1 Aug 2014

Spanish and Australian chocolates


Among the myriad of petty things that annoy me on a daily basis, there’s the constant references to how much women like to eat chocolate and other sweets when faced with romantic adversity.

The pathetic image of a grown-up woman, wearing pyjamas, sharing chocolate and tears with a friend has become unbearably pervasive on TV and cinema.

Don’t take me wrong, I think it’s great to state loud and clear that women have the right to eat whatever we want, no matter how fattening this may be.   I do have a problem though with the fact this is often used to depict women in crisis, unable to cope with life’s difficulties without breaking down in a childish manner.
That being said, I like to eat chocolate and I find quite a few differences between the chocolate you can find in Australian and the one you can find in Spain.

Spanish chocolate tends to have a higher concentration of cocoa and tablets tend to be thicker. The three variations usually are, dark, milk and white chocolate. If filled with anything it tends to be almonds. That’s as adventurous as I can get with chocolate. No caramel, no Wine Gums.

I remember fondly the very dark and hard chocolate tablets an old auntie from Barcelona would bring with her when she visited my family.

As a child, often, a sandwich made of Spanish bread (similar style to baguette) and chocolate would make a merienda, the snack I would have after school. The chocolate sandwich could easily be taken outside and eaten while playing with friends on the street until dinner time.

Drinking chocolate in Spain is like no other I’ve tried anywhere else in the world. It’s as thick as custard and most times people dip churros or bread in it. After adding the chocolate powder to the hot milk and stirring it with a wooden spoon till it boils, you can pour the dark chocolate sauce in your cup.  In cold winter afternoons, breaking through the thin layer that forms on the top of the cup and tasting the rich hot bitterness is bliss.

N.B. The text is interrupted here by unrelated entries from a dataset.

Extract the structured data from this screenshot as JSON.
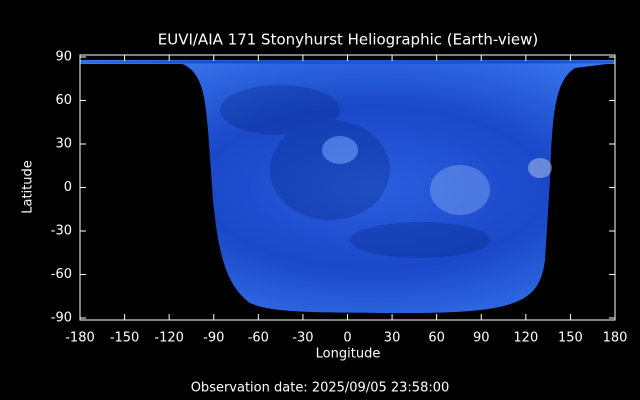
{
  "chart_data": {
    "type": "image",
    "title": "EUVI/AIA 171 Stonyhurst Heliographic (Earth-view)",
    "xlabel": "Longitude",
    "ylabel": "Latitude",
    "xlim": [
      -180,
      180
    ],
    "ylim": [
      -90,
      90
    ],
    "xticks": [
      -180,
      -150,
      -120,
      -90,
      -60,
      -30,
      0,
      30,
      60,
      90,
      120,
      150,
      180
    ],
    "yticks": [
      -90,
      -60,
      -30,
      0,
      30,
      60,
      90
    ],
    "footer": "Observation date: 2025/09/05 23:58:00"
  }
}
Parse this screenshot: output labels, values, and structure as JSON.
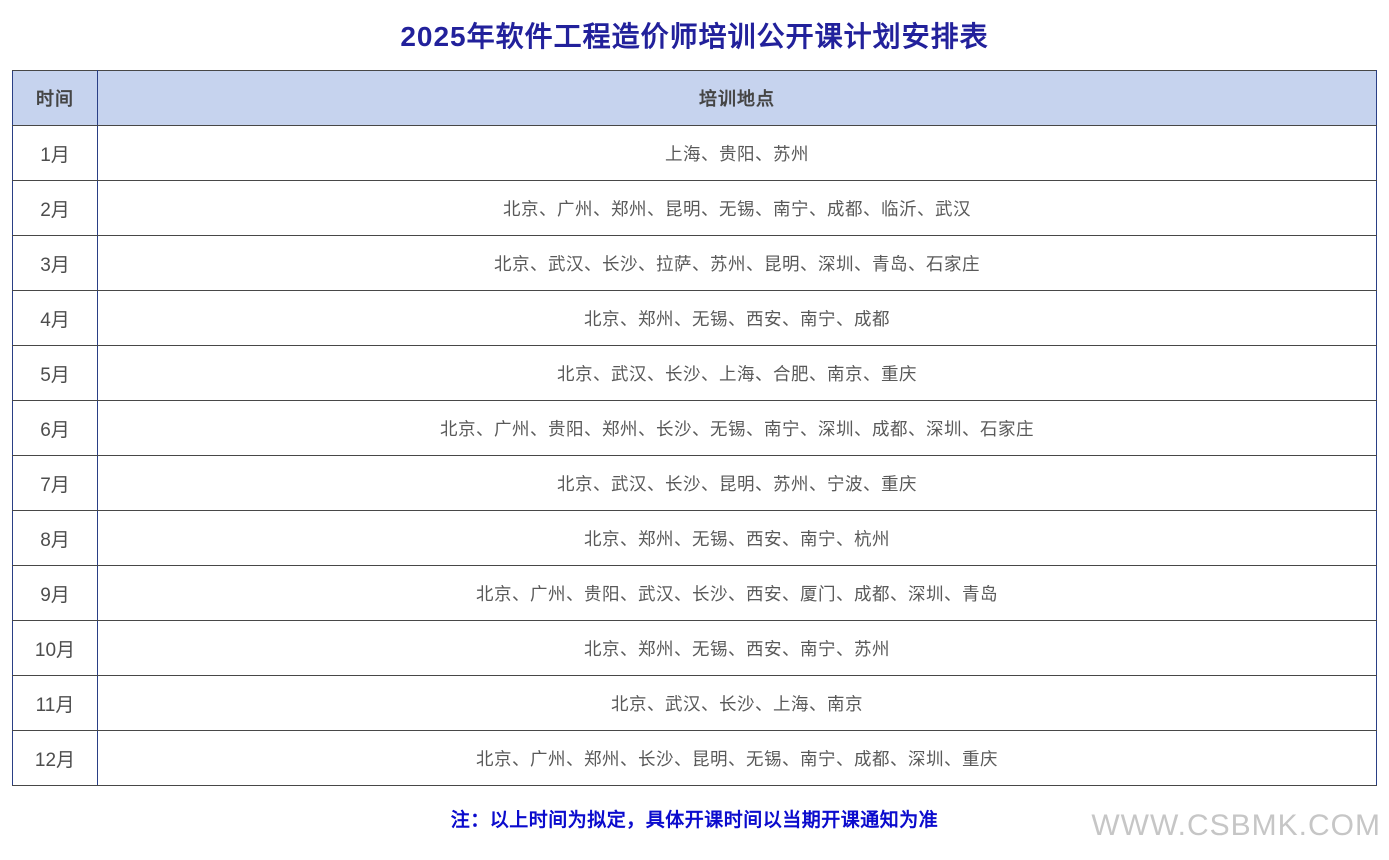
{
  "title": "2025年软件工程造价师培训公开课计划安排表",
  "table": {
    "headers": [
      "时间",
      "培训地点"
    ],
    "rows": [
      {
        "month": "1月",
        "locations": "上海、贵阳、苏州"
      },
      {
        "month": "2月",
        "locations": "北京、广州、郑州、昆明、无锡、南宁、成都、临沂、武汉"
      },
      {
        "month": "3月",
        "locations": "北京、武汉、长沙、拉萨、苏州、昆明、深圳、青岛、石家庄"
      },
      {
        "month": "4月",
        "locations": "北京、郑州、无锡、西安、南宁、成都"
      },
      {
        "month": "5月",
        "locations": "北京、武汉、长沙、上海、合肥、南京、重庆"
      },
      {
        "month": "6月",
        "locations": "北京、广州、贵阳、郑州、长沙、无锡、南宁、深圳、成都、深圳、石家庄"
      },
      {
        "month": "7月",
        "locations": "北京、武汉、长沙、昆明、苏州、宁波、重庆"
      },
      {
        "month": "8月",
        "locations": "北京、郑州、无锡、西安、南宁、杭州"
      },
      {
        "month": "9月",
        "locations": "北京、广州、贵阳、武汉、长沙、西安、厦门、成都、深圳、青岛"
      },
      {
        "month": "10月",
        "locations": "北京、郑州、无锡、西安、南宁、苏州"
      },
      {
        "month": "11月",
        "locations": "北京、武汉、长沙、上海、南京"
      },
      {
        "month": "12月",
        "locations": "北京、广州、郑州、长沙、昆明、无锡、南宁、成都、深圳、重庆"
      }
    ]
  },
  "note": "注：以上时间为拟定，具体开课时间以当期开课通知为准",
  "watermark": "WWW.CSBMK.COM",
  "colors": {
    "title_navy": "#22219b",
    "header_background": "#c6d3ee",
    "header_text": "#454545",
    "cell_text": "#595959",
    "border_horizontal": "#474747",
    "border_vertical": "#2a3f85",
    "note_blue": "#0b0bcd",
    "watermark_gray": "#c6c6c6"
  }
}
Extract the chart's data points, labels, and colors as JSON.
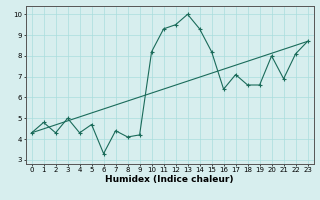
{
  "title": "",
  "xlabel": "Humidex (Indice chaleur)",
  "ylabel": "",
  "bg_color": "#d7eeee",
  "line_color": "#1a6b5a",
  "xlim": [
    -0.5,
    23.5
  ],
  "ylim": [
    2.8,
    10.4
  ],
  "xticks": [
    0,
    1,
    2,
    3,
    4,
    5,
    6,
    7,
    8,
    9,
    10,
    11,
    12,
    13,
    14,
    15,
    16,
    17,
    18,
    19,
    20,
    21,
    22,
    23
  ],
  "yticks": [
    3,
    4,
    5,
    6,
    7,
    8,
    9,
    10
  ],
  "wavy_x": [
    0,
    1,
    2,
    3,
    4,
    5,
    6,
    7,
    8,
    9,
    10,
    11,
    12,
    13,
    14,
    15,
    16,
    17,
    18,
    19,
    20,
    21,
    22,
    23
  ],
  "wavy_y": [
    4.3,
    4.8,
    4.3,
    5.0,
    4.3,
    4.7,
    3.3,
    4.4,
    4.1,
    4.2,
    8.2,
    9.3,
    9.5,
    10.0,
    9.3,
    8.2,
    6.4,
    7.1,
    6.6,
    6.6,
    8.0,
    6.9,
    8.1,
    8.7
  ],
  "line_x": [
    0,
    23
  ],
  "line_y": [
    4.3,
    8.7
  ],
  "grid_color": "#aadddd",
  "tick_fontsize": 5,
  "xlabel_fontsize": 6.5
}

Chocolate con churros (drinking chocolate and churros) is a snack often present at family gatherings and local festivities. It’s also great comfort food after a long night out, especially on 1st January, after you’ve been celebrating the New Year all night long and head home at dawn, hoping that one of the cafes walk past may be open.

The closest I've found to Spanish tablet chocolate in Australia is the 70% cocoa chocolate sold at ALDI. I thoroughly recommend it.